By Ketki Saxena
Investing.com --The Canadian dollar weakened to a more than two-month low against its U.S. counterpart today, as the loonie contended with a triple whammy today: risk-off sentiment in equities a decline in crude prices, and weak economic data. Meanwhile, hawkish minutes from the Federal Reserve supported treasury yields and the US dollar.
In economic data, Canadian housing starts slipped by 10% in July compared with June, which Marc Desmoreux principal economist at Desjardins notes adds to "downcast indicators suggest the painful medicine of higher interest rates is working to cool down economic growth and bring price pressures to heel"; and which are likely to keep the Bank of Canada on the sidelines in September.
Separate data also showed that wholesale trade fell by 2.8% in June from May.
The crude-linked loonie was also pressured by a decline in crude prices, which are dealing with the prospect of three-year high US production in addition, a large drawdown in US stockpiles, and a deteriorating demand prospect as China's economy weakens.
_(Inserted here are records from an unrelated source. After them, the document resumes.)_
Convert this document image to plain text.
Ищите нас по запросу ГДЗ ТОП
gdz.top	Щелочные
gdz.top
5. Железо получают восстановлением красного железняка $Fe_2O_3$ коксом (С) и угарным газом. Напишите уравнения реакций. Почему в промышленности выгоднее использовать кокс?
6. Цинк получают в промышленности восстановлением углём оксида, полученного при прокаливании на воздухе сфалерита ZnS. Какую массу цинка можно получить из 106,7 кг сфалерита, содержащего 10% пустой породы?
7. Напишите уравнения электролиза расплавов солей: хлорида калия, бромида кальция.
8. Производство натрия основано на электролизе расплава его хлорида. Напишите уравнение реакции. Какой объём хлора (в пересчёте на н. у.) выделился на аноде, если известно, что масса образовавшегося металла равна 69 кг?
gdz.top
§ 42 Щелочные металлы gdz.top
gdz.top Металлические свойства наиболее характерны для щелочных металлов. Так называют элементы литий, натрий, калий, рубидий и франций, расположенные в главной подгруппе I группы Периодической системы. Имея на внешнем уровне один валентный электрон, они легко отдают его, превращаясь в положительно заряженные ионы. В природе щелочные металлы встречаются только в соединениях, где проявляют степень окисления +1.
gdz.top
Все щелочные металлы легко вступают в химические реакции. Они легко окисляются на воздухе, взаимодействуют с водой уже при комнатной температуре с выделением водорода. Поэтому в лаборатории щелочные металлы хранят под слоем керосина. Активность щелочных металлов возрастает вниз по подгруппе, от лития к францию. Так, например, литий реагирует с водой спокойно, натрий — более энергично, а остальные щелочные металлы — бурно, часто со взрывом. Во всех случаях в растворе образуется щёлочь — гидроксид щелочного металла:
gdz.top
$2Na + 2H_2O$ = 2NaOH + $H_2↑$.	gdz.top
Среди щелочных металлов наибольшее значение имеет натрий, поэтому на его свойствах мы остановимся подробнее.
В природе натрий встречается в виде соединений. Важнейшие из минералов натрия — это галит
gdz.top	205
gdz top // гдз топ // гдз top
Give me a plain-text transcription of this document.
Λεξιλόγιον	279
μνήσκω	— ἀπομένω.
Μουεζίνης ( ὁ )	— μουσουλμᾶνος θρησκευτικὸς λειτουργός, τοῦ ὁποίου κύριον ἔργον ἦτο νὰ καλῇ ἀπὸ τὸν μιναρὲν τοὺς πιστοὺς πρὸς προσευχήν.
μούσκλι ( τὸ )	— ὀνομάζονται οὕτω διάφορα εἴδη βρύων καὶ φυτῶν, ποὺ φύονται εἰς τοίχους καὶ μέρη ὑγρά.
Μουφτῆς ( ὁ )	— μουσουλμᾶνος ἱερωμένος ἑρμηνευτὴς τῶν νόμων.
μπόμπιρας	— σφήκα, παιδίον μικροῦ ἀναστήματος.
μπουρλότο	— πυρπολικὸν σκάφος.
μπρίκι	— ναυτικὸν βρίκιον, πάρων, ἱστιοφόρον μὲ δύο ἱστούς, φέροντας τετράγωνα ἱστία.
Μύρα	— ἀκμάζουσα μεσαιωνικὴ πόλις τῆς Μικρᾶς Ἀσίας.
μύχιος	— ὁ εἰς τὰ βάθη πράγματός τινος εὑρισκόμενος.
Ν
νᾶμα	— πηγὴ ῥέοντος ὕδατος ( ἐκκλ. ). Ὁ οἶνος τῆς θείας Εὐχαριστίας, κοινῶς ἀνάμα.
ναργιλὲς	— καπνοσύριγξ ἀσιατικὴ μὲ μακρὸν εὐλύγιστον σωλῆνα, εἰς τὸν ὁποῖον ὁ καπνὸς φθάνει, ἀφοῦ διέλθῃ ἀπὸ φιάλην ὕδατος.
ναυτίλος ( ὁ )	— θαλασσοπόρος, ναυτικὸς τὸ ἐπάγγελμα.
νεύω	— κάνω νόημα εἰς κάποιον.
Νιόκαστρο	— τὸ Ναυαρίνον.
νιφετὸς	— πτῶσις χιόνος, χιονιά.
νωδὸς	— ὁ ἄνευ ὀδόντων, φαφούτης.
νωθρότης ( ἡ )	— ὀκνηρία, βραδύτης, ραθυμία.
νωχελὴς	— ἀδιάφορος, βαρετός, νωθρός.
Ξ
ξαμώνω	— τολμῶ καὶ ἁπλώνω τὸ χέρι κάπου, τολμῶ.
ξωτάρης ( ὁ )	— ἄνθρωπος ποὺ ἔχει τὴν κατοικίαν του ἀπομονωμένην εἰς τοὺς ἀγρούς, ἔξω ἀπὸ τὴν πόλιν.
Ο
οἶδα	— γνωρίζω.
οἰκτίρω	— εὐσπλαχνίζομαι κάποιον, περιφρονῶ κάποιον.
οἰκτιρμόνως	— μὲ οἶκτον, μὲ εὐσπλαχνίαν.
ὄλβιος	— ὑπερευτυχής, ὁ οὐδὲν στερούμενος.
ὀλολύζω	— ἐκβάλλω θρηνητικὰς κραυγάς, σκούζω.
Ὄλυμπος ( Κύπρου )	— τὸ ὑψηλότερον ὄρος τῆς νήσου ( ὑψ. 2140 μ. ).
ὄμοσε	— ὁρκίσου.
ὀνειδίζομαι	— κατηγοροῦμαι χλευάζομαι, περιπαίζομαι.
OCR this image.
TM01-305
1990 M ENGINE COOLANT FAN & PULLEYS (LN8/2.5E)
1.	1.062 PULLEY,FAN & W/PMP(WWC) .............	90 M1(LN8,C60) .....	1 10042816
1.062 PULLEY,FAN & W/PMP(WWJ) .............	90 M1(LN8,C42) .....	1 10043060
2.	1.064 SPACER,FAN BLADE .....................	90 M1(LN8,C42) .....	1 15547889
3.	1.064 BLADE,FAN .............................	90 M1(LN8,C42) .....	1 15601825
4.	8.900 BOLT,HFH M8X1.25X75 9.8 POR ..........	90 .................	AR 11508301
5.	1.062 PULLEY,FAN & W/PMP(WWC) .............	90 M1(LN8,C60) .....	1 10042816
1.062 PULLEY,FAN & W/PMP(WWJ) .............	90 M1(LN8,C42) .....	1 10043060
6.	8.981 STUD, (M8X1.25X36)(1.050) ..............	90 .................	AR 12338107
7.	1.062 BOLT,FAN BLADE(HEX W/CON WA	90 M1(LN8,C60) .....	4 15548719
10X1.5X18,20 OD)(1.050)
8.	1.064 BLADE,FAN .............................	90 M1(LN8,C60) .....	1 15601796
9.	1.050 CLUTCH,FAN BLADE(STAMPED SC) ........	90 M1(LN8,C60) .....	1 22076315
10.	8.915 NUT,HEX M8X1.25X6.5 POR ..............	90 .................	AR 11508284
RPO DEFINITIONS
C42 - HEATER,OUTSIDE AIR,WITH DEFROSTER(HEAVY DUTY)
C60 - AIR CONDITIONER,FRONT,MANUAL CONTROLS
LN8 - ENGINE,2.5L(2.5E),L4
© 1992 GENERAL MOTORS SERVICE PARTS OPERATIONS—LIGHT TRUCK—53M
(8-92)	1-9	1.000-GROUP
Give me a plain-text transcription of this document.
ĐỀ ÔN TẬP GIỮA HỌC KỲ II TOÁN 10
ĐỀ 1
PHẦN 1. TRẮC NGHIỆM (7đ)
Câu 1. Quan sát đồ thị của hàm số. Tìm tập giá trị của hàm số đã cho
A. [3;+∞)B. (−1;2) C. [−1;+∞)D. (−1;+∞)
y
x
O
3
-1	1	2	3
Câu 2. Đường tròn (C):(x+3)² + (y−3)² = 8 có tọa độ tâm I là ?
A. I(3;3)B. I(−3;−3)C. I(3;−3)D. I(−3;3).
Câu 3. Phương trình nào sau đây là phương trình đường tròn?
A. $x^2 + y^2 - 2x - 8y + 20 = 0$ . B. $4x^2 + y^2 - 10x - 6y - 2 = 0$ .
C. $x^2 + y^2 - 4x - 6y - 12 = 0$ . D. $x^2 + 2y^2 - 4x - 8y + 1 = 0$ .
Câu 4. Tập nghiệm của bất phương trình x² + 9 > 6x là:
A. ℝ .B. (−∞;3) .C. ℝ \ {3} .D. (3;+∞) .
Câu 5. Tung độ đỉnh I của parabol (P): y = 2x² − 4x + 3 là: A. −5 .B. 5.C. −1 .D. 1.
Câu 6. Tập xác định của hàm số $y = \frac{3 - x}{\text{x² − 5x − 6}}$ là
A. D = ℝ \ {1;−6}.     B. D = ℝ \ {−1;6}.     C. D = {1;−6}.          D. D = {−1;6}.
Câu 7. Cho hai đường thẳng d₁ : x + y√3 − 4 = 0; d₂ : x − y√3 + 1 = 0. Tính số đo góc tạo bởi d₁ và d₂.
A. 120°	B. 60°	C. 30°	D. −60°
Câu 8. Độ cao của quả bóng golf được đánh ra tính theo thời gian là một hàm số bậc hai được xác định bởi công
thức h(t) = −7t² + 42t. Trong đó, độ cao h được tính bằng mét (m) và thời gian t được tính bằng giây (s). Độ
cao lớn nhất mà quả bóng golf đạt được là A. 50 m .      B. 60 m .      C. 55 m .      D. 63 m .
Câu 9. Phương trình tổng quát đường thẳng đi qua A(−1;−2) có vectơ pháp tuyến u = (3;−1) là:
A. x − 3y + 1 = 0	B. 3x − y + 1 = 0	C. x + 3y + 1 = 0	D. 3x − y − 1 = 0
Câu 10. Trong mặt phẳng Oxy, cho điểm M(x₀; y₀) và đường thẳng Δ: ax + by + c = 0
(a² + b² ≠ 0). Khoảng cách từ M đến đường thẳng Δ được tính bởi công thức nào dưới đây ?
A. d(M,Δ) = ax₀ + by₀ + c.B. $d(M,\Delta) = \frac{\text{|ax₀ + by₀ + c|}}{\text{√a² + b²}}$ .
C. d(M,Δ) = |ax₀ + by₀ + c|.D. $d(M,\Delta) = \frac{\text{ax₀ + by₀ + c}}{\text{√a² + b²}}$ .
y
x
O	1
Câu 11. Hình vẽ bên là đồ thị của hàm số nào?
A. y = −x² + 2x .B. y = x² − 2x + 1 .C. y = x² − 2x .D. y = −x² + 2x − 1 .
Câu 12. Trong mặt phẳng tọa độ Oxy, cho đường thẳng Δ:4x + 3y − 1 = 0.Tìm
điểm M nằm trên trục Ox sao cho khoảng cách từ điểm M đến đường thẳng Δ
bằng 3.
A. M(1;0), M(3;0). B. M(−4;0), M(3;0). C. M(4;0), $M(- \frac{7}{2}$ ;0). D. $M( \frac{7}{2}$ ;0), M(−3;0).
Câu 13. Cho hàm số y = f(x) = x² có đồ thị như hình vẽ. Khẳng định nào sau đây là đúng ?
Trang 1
Meanwhile, the US dollar gained against a basket of currencies as the Federal Open Market Committee (FOMC) released July monetary policy minutes with a distinctly hawkish bent. The minutes expressed that inflation risks remain tilted to the upside, and that further rate hikes could be necessary.
On a technical level for the pair, analysts at Forex Live note, "On the daily chart below, USD/CAD has confirmed a breakout above the falling trendline from March. This is offering an increasingly bullish technical bias. From here, immediate resistance is the 61.8% Fibonacci retracement level at 1.3568. A confirmatory upside push from there subsequently places the focus on the April high of 1.3668."
"In the event of a turn lower, immediate support appears to be the midpoint of the Fibonacci retracement level at 1.3477. Just below that is that former falling trendline, which could hold as new support. If not, extending a drop through the trendline offers an increasingly bearish technical bias, opening the door to a revisit of the 1.3093 – 1.3139 support zone."